Datalog

From Wikipedia, the free encyclopedia

Datalog is a query and rule language for deductive databases that syntactically is a subset of Prolog. Its origins date back to the beginning of logic programming, but it became prominent as a separate area around 1978 when Hervé Gallaire and Jack Minker organized a workshop on logic and databases. The term Datalog was coined in the mid 1980s by a group of researchers interested in database theory.

1 Features, limitations and extensions
2 Example
3 Systems implementing Datalog
4 See also
5 References

[edit] Features, limitations and extensions

Query evaluation with Datalog is sound and complete and can be done efficiently even for large databases. Query evaluation is usually done using bottom up strategies.

In contrast to Prolog, it

disallows complex terms as arguments of predicates, e.g. P(1, 2) is admissible but not P(f1(1), 2),
imposes certain stratification restrictions on the use of negation and recursion, and
only allows range restricted variables, i.e. each variable in the conclusion of a rule must also appear in a not negated clause in the premise of this rule.

Datalog was popular in academic database research but never succeeded in becoming part of a commercial database system, despite its advantages (compared to other database languages such as SQL) such as recursive queries and a clean semantics. Even so, some widely used database systems include ideas and algorithms developed for Datalog. For example, the SQL:1999 standard includes recursive queries, and the Magic Sets algorithm (initially developed for the faster evaluation of Datalog queries) is implemented in IBM's DB2.

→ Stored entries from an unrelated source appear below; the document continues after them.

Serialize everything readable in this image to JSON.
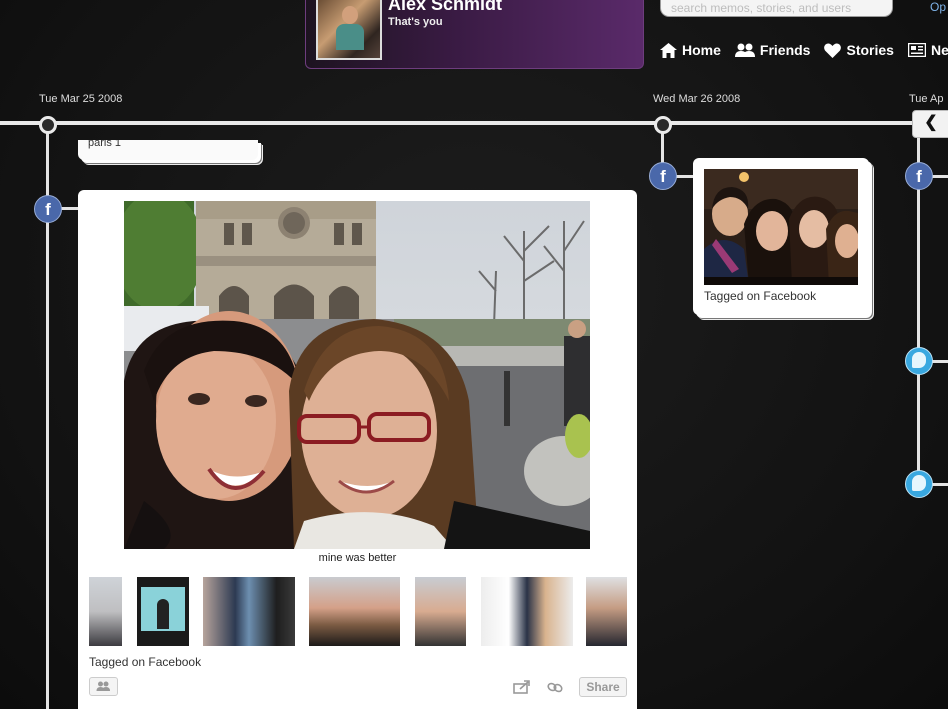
{
  "profile": {
    "name": "Alex Schmidt",
    "subtitle": "That's you"
  },
  "search": {
    "placeholder": "search memos, stories, and users"
  },
  "top_link": "Op",
  "nav": [
    {
      "label": "Home",
      "icon": "home-icon"
    },
    {
      "label": "Friends",
      "icon": "friends-icon"
    },
    {
      "label": "Stories",
      "icon": "heart-icon"
    },
    {
      "label": "New",
      "icon": "news-icon"
    }
  ],
  "timeline": {
    "dates": [
      "Tue Mar 25 2008",
      "Wed Mar 26 2008",
      "Tue Ap"
    ],
    "collapse_icon": "chevron-left-icon"
  },
  "stacked_card": {
    "text": "paris 1"
  },
  "main_card": {
    "caption": "mine was better",
    "tag": "Tagged on Facebook",
    "share_label": "Share",
    "thumbnail_count": 8
  },
  "side_card": {
    "tag": "Tagged on Facebook"
  },
  "badges": {
    "facebook_letter": "f",
    "facebook_color": "#4a68aa",
    "twitter_color": "#39a8e0"
  }
}
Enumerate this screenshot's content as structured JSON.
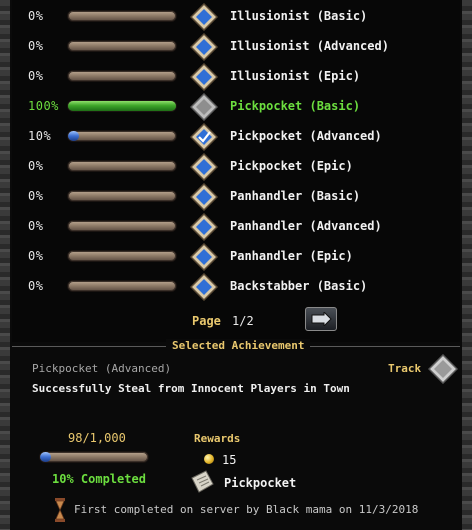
{
  "achievements": [
    {
      "percent": "0%",
      "progress": 0,
      "name": "Illusionist (Basic)",
      "state": "locked"
    },
    {
      "percent": "0%",
      "progress": 0,
      "name": "Illusionist (Advanced)",
      "state": "locked"
    },
    {
      "percent": "0%",
      "progress": 0,
      "name": "Illusionist (Epic)",
      "state": "locked"
    },
    {
      "percent": "100%",
      "progress": 1.0,
      "name": "Pickpocket (Basic)",
      "state": "complete"
    },
    {
      "percent": "10%",
      "progress": 0.1,
      "name": "Pickpocket (Advanced)",
      "state": "tracked"
    },
    {
      "percent": "0%",
      "progress": 0,
      "name": "Pickpocket (Epic)",
      "state": "locked"
    },
    {
      "percent": "0%",
      "progress": 0,
      "name": "Panhandler (Basic)",
      "state": "locked"
    },
    {
      "percent": "0%",
      "progress": 0,
      "name": "Panhandler (Advanced)",
      "state": "locked"
    },
    {
      "percent": "0%",
      "progress": 0,
      "name": "Panhandler (Epic)",
      "state": "locked"
    },
    {
      "percent": "0%",
      "progress": 0,
      "name": "Backstabber (Basic)",
      "state": "locked"
    }
  ],
  "pager": {
    "label": "Page",
    "value": "1/2",
    "next_icon": "next-page-arrow-icon"
  },
  "selected": {
    "section_title": "Selected Achievement",
    "name": "Pickpocket (Advanced)",
    "description": "Successfully Steal from Innocent Players in Town",
    "track_label": "Track",
    "count": "98/1,000",
    "progress": 0.098,
    "completed_text": "10% Completed",
    "rewards_title": "Rewards",
    "gold_amount": "15",
    "title_reward": "Pickpocket",
    "first_completed": "First completed on server by Black mama on 11/3/2018"
  },
  "colors": {
    "accent_gold": "#e9c86e",
    "complete_green": "#6cde3f",
    "badge_blue": "#2f6fd6"
  }
}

Two extensions that have been made to Datalog include an extension to allow object-oriented programming and an extension to allow disjunctions as heads of clauses. Both extensions have major impacts on the definition of Datalog's semantics and on the implementation of a corresponding Datalog interpreter.

[edit] Example

Example Datalog program:

parent(bill,mary).
parent(mary,john).

These two lines define two facts, i.e. things that always hold. They can be intuitively understood as: the parent of bill is mary and the parent of mary is john.

ancestor(X,Y) :- parent(X,Y).
ancestor(X,Y) :- ancestor(X,Z),ancestor(Z,Y).

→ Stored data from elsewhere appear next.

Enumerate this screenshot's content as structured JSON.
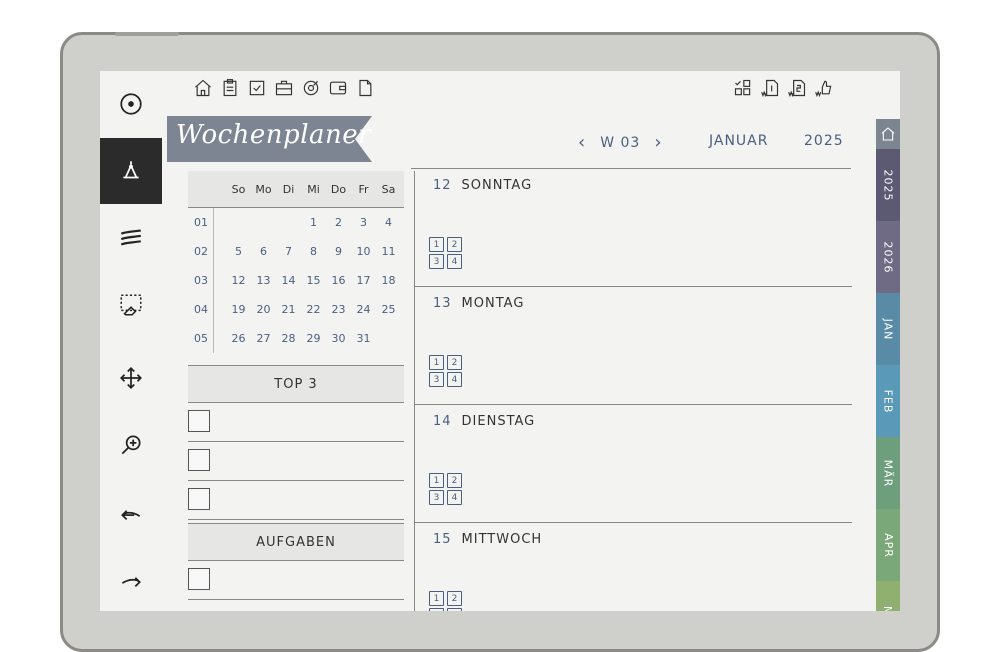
{
  "toolbar": {
    "tools": [
      {
        "name": "pen-tool",
        "icon": "circle-dot-icon"
      },
      {
        "name": "shape-tool",
        "icon": "pen-nib-icon",
        "active": true
      },
      {
        "name": "brush-tool",
        "icon": "wave-lines-icon"
      },
      {
        "name": "eraser-tool",
        "icon": "eraser-select-icon"
      },
      {
        "name": "move-tool",
        "icon": "move-arrows-icon"
      },
      {
        "name": "zoom-tool",
        "icon": "zoom-in-icon"
      },
      {
        "name": "undo-tool",
        "icon": "undo-icon"
      },
      {
        "name": "redo-tool",
        "icon": "redo-icon"
      }
    ]
  },
  "header": {
    "title": "Wochenplaner",
    "week_label": "W 03",
    "month": "JANUAR",
    "year": "2025"
  },
  "calendar": {
    "weekdays": [
      "So",
      "Mo",
      "Di",
      "Mi",
      "Do",
      "Fr",
      "Sa"
    ],
    "weeks": [
      {
        "wk": "01",
        "days": [
          "",
          "",
          "",
          "1",
          "2",
          "3",
          "4"
        ]
      },
      {
        "wk": "02",
        "days": [
          "5",
          "6",
          "7",
          "8",
          "9",
          "10",
          "11"
        ]
      },
      {
        "wk": "03",
        "days": [
          "12",
          "13",
          "14",
          "15",
          "16",
          "17",
          "18"
        ]
      },
      {
        "wk": "04",
        "days": [
          "19",
          "20",
          "21",
          "22",
          "23",
          "24",
          "25"
        ]
      },
      {
        "wk": "05",
        "days": [
          "26",
          "27",
          "28",
          "29",
          "30",
          "31",
          ""
        ]
      }
    ]
  },
  "sections": {
    "top3": "TOP 3",
    "tasks": "AUFGABEN"
  },
  "days": [
    {
      "num": "12",
      "name": "SONNTAG"
    },
    {
      "num": "13",
      "name": "MONTAG"
    },
    {
      "num": "14",
      "name": "DIENSTAG"
    },
    {
      "num": "15",
      "name": "MITTWOCH"
    }
  ],
  "page_icons": [
    "1",
    "2",
    "3",
    "4"
  ],
  "tabs": [
    {
      "label": "2025",
      "color": "#5c5a73"
    },
    {
      "label": "2026",
      "color": "#6f6b85"
    },
    {
      "label": "JAN",
      "color": "#5a8ba6"
    },
    {
      "label": "FEB",
      "color": "#5b99b8"
    },
    {
      "label": "MÄR",
      "color": "#6e9f7c"
    },
    {
      "label": "APR",
      "color": "#7aa878"
    },
    {
      "label": "MAI",
      "color": "#8fb070"
    }
  ],
  "colors": {
    "accent": "#4a5f7f",
    "banner": "#7d8593",
    "active_tool": "#2b2b2b"
  }
}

These two lines describe the rules that define the ancestor relationship. A rule consists of two main parts separated by the :- symbol. The part to the left of this symbol is the head, the part to the right the body of the rule. A rule is read (and can be intuitively understood) as <head> if it is known that <body>. Uppercase letters stand for variables. Hence in the example the first rule can be read as X is the ancestor of Y if it is known that X is the parent of Y. And the second rule as X is the ancestor of Y if it is known that X is the ancestor of some Z and Z is the ancestor of Y. The ordering of the clauses is irrelevant in Datalog in contrast to Prolog which depends on the ordering of clauses for computing the result of the query call.

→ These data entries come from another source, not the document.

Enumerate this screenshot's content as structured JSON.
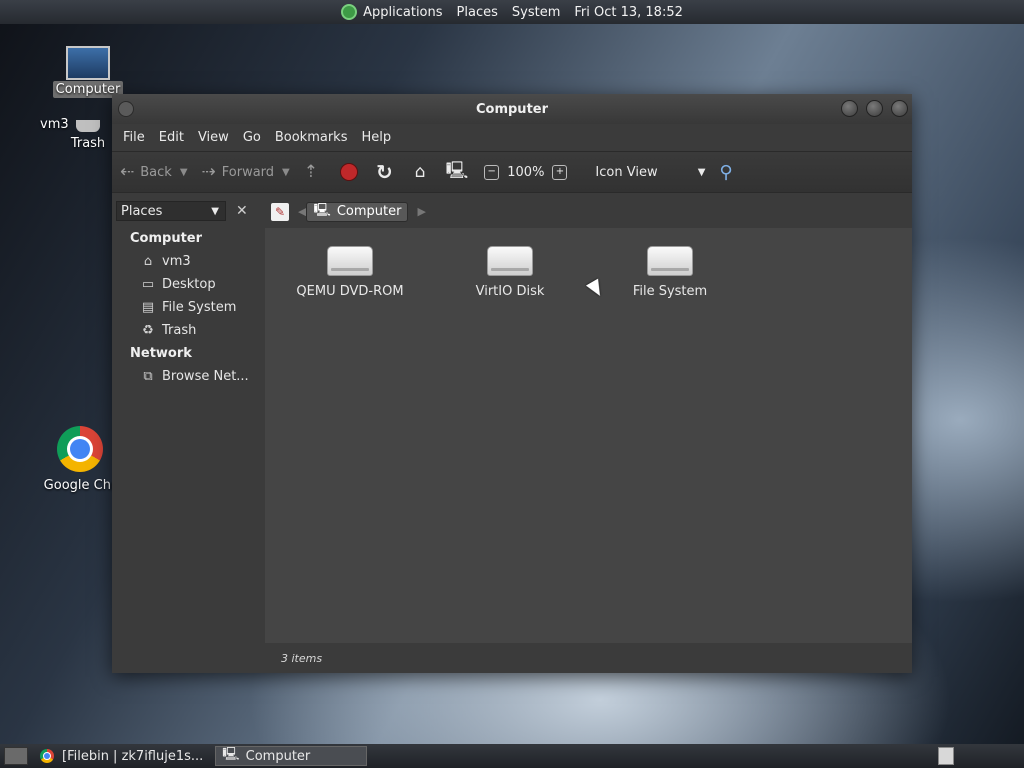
{
  "top_panel": {
    "applications": "Applications",
    "places": "Places",
    "system": "System",
    "clock": "Fri Oct 13, 18:52"
  },
  "desktop": {
    "computer_label": "Computer",
    "home_label": "vm3",
    "trash_label": "Trash",
    "chrome_label": "Google Chr"
  },
  "window": {
    "title": "Computer",
    "menu": [
      "File",
      "Edit",
      "View",
      "Go",
      "Bookmarks",
      "Help"
    ],
    "toolbar": {
      "back": "Back",
      "forward": "Forward",
      "zoom": "100%",
      "view_mode": "Icon View"
    },
    "sidebar": {
      "selector": "Places",
      "sections": [
        {
          "title": "Computer",
          "items": [
            "vm3",
            "Desktop",
            "File System",
            "Trash"
          ]
        },
        {
          "title": "Network",
          "items": [
            "Browse Net..."
          ]
        }
      ]
    },
    "location": {
      "crumb": "Computer"
    },
    "files": [
      "QEMU DVD-ROM",
      "VirtIO Disk",
      "File System"
    ],
    "status": "3 items"
  },
  "taskbar": {
    "items": [
      "[Filebin | zk7ifluje1s...",
      "Computer"
    ]
  },
  "icons": {
    "back": "back-arrow-icon",
    "forward": "forward-arrow-icon",
    "up": "up-arrow-icon",
    "stop": "stop-icon",
    "reload": "reload-icon",
    "home": "home-folder-icon",
    "computer": "computer-icon",
    "search": "search-icon"
  },
  "colors": {
    "stop": "#c0282a",
    "window_bg": "#3b3b3b",
    "content_bg": "#454545"
  }
}
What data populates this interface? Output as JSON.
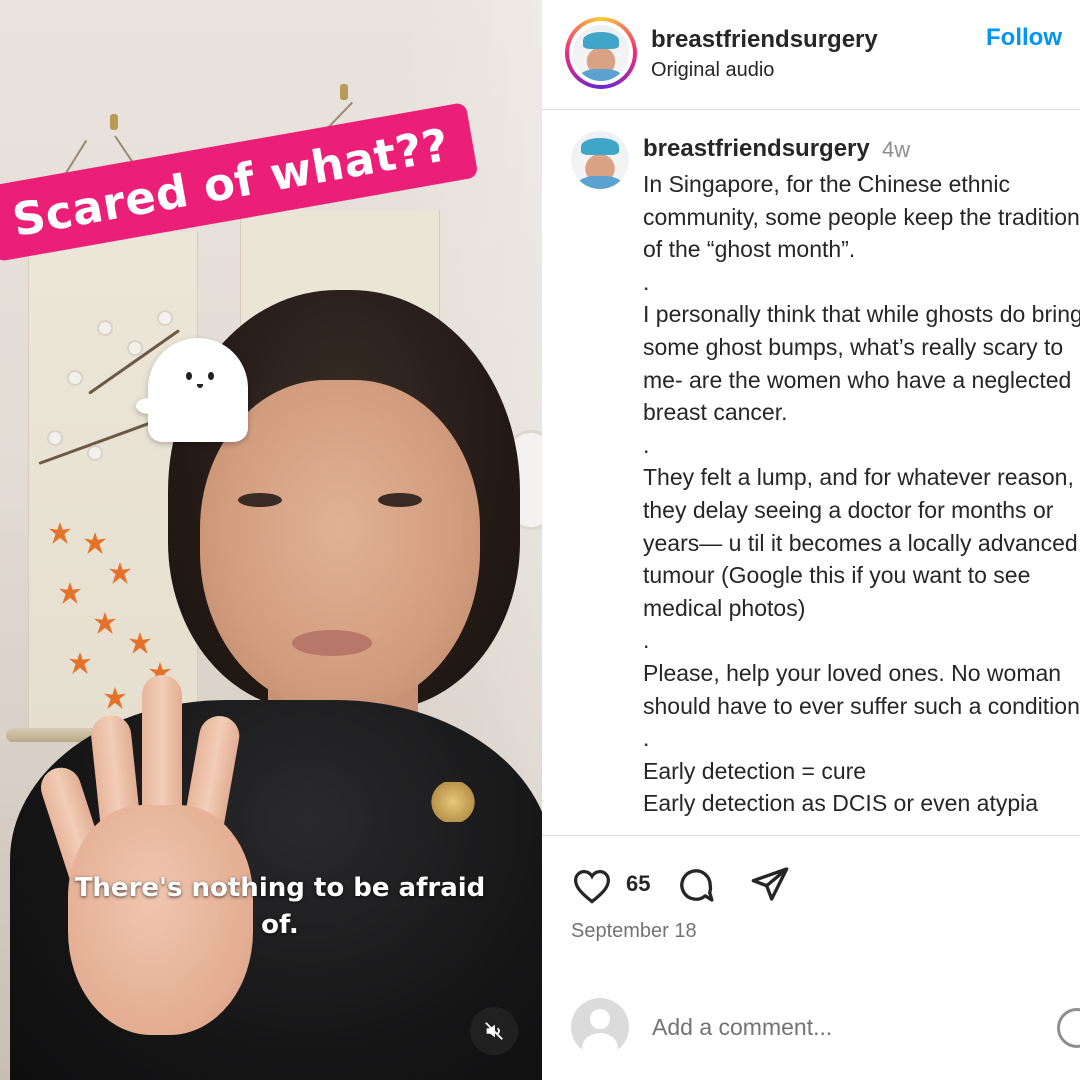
{
  "video": {
    "sticker_text": "Scared of what??",
    "caption_text": "There's nothing to be afraid of.",
    "mute_icon": "speaker-muted-icon"
  },
  "header": {
    "username": "breastfriendsurgery",
    "audio_label": "Original audio",
    "follow_label": "Follow"
  },
  "caption": {
    "username": "breastfriendsurgery",
    "time_ago": "4w",
    "text": "In Singapore, for the Chinese ethnic community, some people keep the tradition of the “ghost month”.\n.\nI personally think that while ghosts do bring some ghost bumps, what’s really scary to me- are the women who have a neglected breast cancer.\n.\nThey felt a lump, and for whatever reason, they delay seeing a doctor for months or years— u til it becomes a locally advanced tumour (Google this if you want to see medical photos)\n.\nPlease, help your loved ones. No woman should have to ever suffer such a condition.\n.\nEarly detection = cure\nEarly detection as DCIS or even atypia"
  },
  "actions": {
    "like_icon": "heart-icon",
    "like_count": "65",
    "comment_icon": "comment-bubble-icon",
    "share_icon": "paper-plane-icon",
    "date": "September 18"
  },
  "comment": {
    "placeholder": "Add a comment...",
    "emoji_icon": "emoji-icon"
  },
  "colors": {
    "sticker_bg": "#ec1f78",
    "follow_blue": "#0095f6",
    "muted_text": "#737373"
  }
}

Datalog distinguishes between extensional and intensional predicate symbols. While extensional predicate symbols are only defined by facts, intensional predicate symbols are defined only by rules. In the example above ancestor is an intensional predicate symbol, and parent is extensional. Predicates may also be defined by facts and rules and therefore neither be purely extensional nor intensional, but any datalog program can be rewritten into an equivalent program without such predicate symbols with duplicate roles.

?- ancestor(bill,X).

The query above asks for all ancestors of bill and would return mary and john when posed against a Datalog system containing the facts and rules described above.

[edit] Systems implementing Datalog

Most implementations of Datalog stem from university projects.^[1] Here is a short list of systems that are either based on Datalog or are providing a Datalog interpreter:

bddbddb, an implementation of Datalog done at Stanford University. It is mainly used to query Java bytecode including points-to analysis on large Java programs.
ConceptBase, a deductive and object-oriented database system based on a Datalog query evaluator. It is mainly used for conceptual modeling and meta-modeling.
IRIS, an open-source Datalog engine implemented in java. IRIS extends Datalog with function symbols, built-in predicates, locally stratified or un-stratified logic programs (using the well-founded semantics), unsafe rules and XML schema data types.
DES, an open-source implementation of Datalog to be used for teaching Datalog in courses.
XSB, a logic programming and deductive database system for Unix and Windows.
.QL, an object-oriented variant of Datalog created by Semmle.
Datalog [1], a lightweight deductive database system written in Lua.
SecPAL a security policy language developed by Microsoft Research [2]
DLV is a datalog extension that supports disjunctive head clauses.